Although applying those lower VSLs in such countries would make reductions in their mortality risks worth less than if they used the U.S. figure of $10 million, the scale of their economies is smaller, as well. As a result, the cost of the economic dislocations caused by social distancing and other restrictive policies will be lower in those countries than in the United States. And in all of those places, using the VSL leads to the conclusion that strong initiatives to stop the spread of COVID-19 would be well worth the economic cost. The same is even more clearly true in countries in Latin America and other places that are now witnessing a sharp increase in cases.
As countries, states, and cities move to reopen, the first activities they should restart are the ones that yield the greatest payoffs relative to the increased health costs that will be generated.

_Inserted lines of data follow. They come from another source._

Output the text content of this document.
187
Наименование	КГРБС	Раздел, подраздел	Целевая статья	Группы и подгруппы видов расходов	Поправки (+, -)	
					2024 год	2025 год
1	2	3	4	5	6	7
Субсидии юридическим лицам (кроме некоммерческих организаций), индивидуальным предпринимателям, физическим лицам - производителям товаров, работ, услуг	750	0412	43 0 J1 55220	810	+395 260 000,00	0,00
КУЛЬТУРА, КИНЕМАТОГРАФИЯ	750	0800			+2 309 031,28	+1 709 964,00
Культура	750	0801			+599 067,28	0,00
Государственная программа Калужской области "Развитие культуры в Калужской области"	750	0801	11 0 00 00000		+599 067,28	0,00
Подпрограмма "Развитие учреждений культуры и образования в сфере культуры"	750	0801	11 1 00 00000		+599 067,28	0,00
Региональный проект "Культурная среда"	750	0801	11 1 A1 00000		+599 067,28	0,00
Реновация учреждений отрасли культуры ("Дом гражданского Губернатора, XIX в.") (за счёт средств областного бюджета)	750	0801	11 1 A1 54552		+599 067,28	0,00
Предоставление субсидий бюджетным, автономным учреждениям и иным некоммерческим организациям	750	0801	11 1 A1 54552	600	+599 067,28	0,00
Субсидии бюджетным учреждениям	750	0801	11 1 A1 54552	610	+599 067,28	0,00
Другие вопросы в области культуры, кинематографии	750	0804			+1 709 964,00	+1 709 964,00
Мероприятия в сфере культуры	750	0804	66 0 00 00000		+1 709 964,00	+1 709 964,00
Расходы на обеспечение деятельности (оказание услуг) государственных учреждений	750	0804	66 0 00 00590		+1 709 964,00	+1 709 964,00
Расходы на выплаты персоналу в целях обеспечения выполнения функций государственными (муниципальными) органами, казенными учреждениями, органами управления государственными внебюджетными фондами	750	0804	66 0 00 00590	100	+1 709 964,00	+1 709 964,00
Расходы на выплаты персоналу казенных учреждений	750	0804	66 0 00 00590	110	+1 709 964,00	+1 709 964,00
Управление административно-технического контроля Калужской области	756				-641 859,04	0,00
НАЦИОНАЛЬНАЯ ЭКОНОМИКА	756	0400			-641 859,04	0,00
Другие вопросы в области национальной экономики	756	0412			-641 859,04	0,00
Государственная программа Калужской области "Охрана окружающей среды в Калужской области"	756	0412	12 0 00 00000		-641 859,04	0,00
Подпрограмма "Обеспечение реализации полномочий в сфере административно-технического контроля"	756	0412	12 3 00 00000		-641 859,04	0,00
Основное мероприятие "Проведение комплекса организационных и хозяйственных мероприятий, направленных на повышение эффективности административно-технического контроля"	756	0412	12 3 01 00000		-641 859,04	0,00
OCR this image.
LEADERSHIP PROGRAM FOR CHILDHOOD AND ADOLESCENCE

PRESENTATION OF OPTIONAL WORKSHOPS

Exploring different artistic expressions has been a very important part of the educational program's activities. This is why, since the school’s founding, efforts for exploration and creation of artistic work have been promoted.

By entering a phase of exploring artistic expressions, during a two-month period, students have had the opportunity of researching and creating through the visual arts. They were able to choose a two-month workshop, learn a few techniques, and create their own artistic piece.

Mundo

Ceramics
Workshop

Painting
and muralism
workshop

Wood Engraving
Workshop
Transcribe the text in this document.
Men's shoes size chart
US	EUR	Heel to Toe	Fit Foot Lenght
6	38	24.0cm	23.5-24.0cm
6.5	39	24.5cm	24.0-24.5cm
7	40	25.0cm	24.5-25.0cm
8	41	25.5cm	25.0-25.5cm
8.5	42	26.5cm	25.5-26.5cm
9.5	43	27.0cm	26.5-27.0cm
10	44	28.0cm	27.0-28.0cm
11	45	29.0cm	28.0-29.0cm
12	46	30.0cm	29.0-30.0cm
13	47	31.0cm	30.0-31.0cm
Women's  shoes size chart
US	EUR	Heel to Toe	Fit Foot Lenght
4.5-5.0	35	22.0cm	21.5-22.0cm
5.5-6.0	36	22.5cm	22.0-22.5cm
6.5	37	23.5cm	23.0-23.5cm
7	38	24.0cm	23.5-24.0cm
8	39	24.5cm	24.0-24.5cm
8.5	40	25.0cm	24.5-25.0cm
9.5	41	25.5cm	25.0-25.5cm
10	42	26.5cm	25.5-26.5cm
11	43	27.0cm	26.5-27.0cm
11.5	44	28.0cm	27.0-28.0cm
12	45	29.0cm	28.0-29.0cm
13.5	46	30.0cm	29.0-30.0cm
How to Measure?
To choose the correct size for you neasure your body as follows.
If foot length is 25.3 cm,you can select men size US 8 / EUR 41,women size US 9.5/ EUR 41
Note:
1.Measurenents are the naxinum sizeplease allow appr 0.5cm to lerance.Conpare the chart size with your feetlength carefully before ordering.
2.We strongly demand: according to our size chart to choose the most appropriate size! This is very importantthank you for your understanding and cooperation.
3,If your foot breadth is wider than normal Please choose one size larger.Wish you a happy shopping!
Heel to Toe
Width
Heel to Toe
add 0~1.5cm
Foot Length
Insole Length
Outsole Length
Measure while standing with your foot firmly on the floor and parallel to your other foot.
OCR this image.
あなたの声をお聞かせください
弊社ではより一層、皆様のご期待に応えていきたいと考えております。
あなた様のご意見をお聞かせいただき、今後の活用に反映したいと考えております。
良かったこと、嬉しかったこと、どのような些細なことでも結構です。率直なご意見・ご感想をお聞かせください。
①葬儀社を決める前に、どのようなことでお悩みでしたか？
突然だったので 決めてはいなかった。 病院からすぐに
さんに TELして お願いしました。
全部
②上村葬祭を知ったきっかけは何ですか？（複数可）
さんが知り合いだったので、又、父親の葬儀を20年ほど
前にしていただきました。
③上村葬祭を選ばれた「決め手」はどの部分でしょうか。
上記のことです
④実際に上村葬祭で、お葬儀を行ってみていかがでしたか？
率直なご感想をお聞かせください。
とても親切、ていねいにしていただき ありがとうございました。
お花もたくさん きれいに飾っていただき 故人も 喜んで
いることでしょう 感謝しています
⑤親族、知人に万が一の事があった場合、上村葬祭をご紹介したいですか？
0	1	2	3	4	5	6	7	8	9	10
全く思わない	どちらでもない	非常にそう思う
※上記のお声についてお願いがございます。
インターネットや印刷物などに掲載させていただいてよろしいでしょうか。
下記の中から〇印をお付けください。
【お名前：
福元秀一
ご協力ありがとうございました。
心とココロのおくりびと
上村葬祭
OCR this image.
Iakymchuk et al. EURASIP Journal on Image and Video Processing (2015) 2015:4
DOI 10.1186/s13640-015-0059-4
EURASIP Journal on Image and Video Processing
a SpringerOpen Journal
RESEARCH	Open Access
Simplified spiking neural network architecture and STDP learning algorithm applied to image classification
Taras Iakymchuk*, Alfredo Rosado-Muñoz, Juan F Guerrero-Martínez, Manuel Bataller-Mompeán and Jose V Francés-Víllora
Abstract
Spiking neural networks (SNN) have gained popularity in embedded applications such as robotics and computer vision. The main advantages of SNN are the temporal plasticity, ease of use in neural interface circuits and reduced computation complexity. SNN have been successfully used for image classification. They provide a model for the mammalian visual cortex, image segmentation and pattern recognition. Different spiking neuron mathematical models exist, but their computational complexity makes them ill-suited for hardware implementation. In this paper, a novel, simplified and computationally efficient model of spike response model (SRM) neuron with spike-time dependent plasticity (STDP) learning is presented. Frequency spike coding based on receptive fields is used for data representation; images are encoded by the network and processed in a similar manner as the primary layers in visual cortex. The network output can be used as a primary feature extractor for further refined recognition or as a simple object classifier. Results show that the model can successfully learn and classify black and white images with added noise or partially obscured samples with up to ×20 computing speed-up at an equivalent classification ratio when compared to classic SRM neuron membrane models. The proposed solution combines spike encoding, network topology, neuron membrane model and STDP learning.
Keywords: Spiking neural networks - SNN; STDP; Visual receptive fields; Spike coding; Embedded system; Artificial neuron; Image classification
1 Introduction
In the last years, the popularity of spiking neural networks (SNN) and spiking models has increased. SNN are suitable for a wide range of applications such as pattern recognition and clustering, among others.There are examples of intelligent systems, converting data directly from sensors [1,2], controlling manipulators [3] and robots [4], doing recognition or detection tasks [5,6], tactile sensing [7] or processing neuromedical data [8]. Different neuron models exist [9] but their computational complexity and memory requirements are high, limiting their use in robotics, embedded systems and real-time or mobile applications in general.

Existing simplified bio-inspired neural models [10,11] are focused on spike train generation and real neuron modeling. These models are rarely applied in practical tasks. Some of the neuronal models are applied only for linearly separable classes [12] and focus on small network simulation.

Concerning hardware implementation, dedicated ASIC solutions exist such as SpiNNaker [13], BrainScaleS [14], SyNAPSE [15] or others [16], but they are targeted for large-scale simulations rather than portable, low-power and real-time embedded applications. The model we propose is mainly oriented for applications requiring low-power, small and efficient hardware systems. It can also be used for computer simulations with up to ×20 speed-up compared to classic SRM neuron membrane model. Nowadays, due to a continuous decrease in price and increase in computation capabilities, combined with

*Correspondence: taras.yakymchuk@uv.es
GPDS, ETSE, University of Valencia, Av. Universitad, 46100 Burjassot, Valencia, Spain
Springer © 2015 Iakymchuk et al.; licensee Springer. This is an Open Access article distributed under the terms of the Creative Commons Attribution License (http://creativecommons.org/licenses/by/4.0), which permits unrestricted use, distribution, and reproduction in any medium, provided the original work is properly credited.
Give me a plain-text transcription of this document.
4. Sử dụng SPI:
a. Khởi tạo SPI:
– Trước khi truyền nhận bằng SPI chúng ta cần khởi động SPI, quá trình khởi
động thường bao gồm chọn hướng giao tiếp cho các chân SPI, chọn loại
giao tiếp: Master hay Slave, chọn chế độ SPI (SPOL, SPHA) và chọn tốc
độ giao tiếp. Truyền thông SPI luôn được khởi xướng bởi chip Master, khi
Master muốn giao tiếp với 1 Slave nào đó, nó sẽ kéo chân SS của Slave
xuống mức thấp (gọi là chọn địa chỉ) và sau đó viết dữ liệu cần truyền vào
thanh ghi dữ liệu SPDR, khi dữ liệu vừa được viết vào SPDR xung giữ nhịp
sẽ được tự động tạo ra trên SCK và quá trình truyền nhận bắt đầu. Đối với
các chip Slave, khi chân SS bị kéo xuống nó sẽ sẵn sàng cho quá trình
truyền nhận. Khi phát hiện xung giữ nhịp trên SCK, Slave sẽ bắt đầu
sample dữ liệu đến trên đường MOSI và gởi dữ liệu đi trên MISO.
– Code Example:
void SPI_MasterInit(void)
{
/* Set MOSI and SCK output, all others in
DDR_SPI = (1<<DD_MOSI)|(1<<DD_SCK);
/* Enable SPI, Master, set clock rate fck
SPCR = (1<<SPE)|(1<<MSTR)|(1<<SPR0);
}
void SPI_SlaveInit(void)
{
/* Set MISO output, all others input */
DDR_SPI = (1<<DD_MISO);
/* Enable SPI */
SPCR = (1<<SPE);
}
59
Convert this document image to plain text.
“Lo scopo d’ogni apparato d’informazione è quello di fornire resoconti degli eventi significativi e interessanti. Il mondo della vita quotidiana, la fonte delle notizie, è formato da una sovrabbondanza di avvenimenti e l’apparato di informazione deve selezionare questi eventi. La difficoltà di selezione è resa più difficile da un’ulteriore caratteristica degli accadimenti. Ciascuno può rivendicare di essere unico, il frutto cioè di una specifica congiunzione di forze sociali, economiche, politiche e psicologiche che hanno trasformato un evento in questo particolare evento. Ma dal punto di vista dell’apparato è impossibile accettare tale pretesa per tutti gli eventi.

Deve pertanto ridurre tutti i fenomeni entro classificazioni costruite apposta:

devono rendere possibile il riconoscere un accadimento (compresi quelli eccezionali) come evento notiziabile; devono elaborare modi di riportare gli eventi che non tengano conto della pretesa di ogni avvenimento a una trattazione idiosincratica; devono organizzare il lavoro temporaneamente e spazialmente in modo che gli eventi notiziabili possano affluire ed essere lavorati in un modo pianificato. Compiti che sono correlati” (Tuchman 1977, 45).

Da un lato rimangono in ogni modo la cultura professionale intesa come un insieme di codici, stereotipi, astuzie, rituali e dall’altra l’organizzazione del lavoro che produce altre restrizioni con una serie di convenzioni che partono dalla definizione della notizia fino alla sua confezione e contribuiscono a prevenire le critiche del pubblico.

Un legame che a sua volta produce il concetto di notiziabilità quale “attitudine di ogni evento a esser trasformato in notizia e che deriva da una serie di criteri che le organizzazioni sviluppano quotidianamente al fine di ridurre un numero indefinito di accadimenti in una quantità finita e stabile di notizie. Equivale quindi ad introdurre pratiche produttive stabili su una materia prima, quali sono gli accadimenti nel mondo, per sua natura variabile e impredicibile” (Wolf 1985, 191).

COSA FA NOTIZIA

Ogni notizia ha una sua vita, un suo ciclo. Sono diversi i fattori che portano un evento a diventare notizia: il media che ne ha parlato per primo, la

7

The economic benefits of high-risk activities—for example, allowing people to attend professional sports events in stadiums—would have to be extremely large to warrant the likely high costs. In the absence of certainty about the consequences of such decisions, using the VSL is a powerful way to remind policymakers and citizens that every loss of life is not just a tragedy for individuals, families, and communities but also a major economic cost for the whole of society.